Denkmal für einen Milliardär: Herr Kühne hat eine Idee

Hamburgs Patriarch Klaus-Michael Kühne möchte ein neues Opernhaus. Die Stadt will es nur geschenkt, doch der Investor hat wirtschaftliche Interessen.

Hamburger Staatsoper am Gänsemarkt

Kann weg, sagt Herr Kühne: Das Hamburger Opernhaus am Gänsemarkt Foto: Markus Scholz/dpa

BREMEN taz | Wenn es nicht die Idee eines sehr, sehr reichen weißen, also in jeder Hinsicht überprivilegierten alten Mannes wäre: Die Diskussion könnte hier schon zu Ende sein. Schließlich gab es – aus Gründen! – bis jetzt gar keine öffentliche Debatte darüber, ob Hamburg ein neues Opernhaus braucht.

Dann aber hat Klaus-Michael Kühne kurz vor seinem 85. Geburtstag den Spiegel empfangen, für eine Homestory. Ebenda hat der Multimilliardär dann in patriarchaler Gutsherrenart seine Idee verlautbaren lassen: Hamburg braucht ein neues Opernhaus.

Die örtliche Staatsoper nämlich missfällt dem Großinvestor, der schon seit Jahrzehnten als Steuerflüchtling in der Schweiz lebt, aber in Hamburg geboren wurde und sich irgendwie als Hamburger fühlt. Der Bau sei „asbestverseucht“, die Akustik „mangelhaft“, das Niveau „Durchschnitt“. Dem Haus fehle die „Strahlkraft“, Hamburg habe „Besseres“ verdient, so Kühne: „Dazu möchte ich gerne einen Beitrag leisten.“ Zumal klar ist, dass Kühnes Investment in den HSV nicht lohnt – der Club ist undankbar, will ihn nicht recht bei Transfers mitreden lassen und bleibt notorisch zweitklassig.

Kühnes Idee klingt zunächst nach edlem Mäzenatentum eines Mannes, den uns der Spiegel als „Musikliebhaber“ und Poeten vorstellt, der keine Kinder hat, gern unter der Dusche singt; aber so einfach ist die Sache nicht, auch wenn Kühne selbst weiß, dass er nicht mehr in diesem Opernhaus wird sitzen können – „so realistisch muss man sein“.

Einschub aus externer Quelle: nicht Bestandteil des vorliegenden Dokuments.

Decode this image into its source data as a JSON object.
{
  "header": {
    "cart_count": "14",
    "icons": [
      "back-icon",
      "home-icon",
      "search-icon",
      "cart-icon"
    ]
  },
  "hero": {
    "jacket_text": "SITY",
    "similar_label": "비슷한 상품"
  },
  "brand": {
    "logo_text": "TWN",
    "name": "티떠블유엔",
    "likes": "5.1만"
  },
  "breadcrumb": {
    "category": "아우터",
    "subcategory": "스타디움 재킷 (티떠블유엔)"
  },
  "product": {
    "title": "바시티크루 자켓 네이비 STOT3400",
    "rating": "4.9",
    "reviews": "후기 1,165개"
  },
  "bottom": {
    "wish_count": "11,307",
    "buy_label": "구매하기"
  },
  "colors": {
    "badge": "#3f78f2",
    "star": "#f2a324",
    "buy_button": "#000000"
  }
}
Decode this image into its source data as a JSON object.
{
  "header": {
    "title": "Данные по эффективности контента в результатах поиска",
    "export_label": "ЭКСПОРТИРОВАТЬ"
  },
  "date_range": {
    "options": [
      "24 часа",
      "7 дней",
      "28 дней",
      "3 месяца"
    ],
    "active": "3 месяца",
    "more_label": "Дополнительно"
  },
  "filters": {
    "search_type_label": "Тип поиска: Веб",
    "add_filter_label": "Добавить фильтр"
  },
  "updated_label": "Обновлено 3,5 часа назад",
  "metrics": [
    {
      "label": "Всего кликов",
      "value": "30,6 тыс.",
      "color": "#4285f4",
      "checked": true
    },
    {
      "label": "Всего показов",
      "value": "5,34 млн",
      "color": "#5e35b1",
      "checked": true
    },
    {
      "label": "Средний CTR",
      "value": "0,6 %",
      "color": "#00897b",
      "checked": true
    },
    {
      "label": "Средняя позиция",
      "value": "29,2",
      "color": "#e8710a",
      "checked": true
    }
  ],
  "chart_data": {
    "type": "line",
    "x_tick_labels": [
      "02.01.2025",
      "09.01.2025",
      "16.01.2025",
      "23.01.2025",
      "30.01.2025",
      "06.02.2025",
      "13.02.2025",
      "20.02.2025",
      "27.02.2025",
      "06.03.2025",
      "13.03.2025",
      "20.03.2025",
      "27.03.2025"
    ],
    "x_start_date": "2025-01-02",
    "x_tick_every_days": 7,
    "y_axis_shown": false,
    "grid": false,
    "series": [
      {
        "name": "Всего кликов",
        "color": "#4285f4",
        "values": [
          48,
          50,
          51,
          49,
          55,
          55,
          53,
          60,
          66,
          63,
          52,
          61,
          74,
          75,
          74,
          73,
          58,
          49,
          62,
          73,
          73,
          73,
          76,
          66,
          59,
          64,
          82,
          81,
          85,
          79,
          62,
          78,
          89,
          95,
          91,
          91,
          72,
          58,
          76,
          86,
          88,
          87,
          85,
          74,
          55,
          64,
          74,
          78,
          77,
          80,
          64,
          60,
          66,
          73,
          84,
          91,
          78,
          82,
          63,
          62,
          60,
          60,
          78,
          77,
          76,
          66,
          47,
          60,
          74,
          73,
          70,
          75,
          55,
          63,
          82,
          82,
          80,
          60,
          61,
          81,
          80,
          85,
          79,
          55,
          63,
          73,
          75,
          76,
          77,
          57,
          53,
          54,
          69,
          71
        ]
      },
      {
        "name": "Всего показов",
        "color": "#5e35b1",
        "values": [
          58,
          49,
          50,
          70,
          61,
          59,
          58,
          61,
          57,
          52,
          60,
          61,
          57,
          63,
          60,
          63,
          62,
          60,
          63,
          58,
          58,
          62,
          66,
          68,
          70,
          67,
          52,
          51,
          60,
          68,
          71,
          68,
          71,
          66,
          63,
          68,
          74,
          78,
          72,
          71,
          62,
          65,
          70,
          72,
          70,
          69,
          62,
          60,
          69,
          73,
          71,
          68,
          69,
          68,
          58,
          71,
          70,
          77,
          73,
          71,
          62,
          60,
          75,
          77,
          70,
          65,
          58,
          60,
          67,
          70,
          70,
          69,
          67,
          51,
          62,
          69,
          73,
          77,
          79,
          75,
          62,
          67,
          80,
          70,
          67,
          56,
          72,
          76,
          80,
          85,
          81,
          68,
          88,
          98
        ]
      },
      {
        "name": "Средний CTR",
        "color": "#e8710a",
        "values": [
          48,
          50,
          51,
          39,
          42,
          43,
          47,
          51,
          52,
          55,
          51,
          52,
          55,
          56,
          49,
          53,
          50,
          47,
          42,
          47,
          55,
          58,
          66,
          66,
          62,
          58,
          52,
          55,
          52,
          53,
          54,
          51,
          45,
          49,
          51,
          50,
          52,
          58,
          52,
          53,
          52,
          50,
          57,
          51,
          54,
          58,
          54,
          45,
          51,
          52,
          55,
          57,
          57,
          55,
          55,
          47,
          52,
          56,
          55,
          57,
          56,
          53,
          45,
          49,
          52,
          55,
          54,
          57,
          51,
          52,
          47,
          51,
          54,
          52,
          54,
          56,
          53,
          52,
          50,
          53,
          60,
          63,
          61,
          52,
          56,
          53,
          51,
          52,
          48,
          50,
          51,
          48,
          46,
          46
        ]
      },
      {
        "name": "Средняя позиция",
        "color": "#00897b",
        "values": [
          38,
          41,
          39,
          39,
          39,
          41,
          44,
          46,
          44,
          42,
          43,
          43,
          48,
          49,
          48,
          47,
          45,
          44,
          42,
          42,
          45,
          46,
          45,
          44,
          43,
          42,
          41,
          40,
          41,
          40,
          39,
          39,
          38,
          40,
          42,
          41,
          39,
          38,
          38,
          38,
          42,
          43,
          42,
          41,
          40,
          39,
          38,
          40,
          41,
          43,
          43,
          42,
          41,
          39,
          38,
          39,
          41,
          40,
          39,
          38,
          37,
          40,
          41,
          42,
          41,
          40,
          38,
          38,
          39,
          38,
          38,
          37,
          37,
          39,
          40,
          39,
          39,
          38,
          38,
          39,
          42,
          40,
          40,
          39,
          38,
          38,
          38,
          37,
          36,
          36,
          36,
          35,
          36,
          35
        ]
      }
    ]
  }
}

Ein Leuchtturm für die Hafencity

Stehen soll es nach seinen Vorstellungen in der Hafencity – in der Gegend, in der aktuell der „Elb­tower“ des österreichischen Immobilienmagnaten René Benko entsteht, auch er ein Milliardär von bisweilen zweifelhaftem Ruf. Mit 245 Metern soll das Hochhaus einmal Hamburgs höchstes Gebäude werden, also ein Denkmal für den Investor. Benko gehören in Hamburg schon die Alsterarkaden, ein Luxuskaufhaus und etwa die geplante neue Gänsemarktpassage.

Bundesweit bekannt wurde er als Eigentümer der Galeria Karstadt Kaufhof. Mit Benko nun arbeitet Kühne nach eigenen Angaben ein „Finanzierungskonzept“ für die Oper aus. Der Neubau soll bis zu 400 Millionen Euro kosten dürfen. Ob man dafür angesichts der Baukosten von Opernbauten in Düsseldorf, Stuttgart oder Köln eine neue Oper bekommt, ist fraglich.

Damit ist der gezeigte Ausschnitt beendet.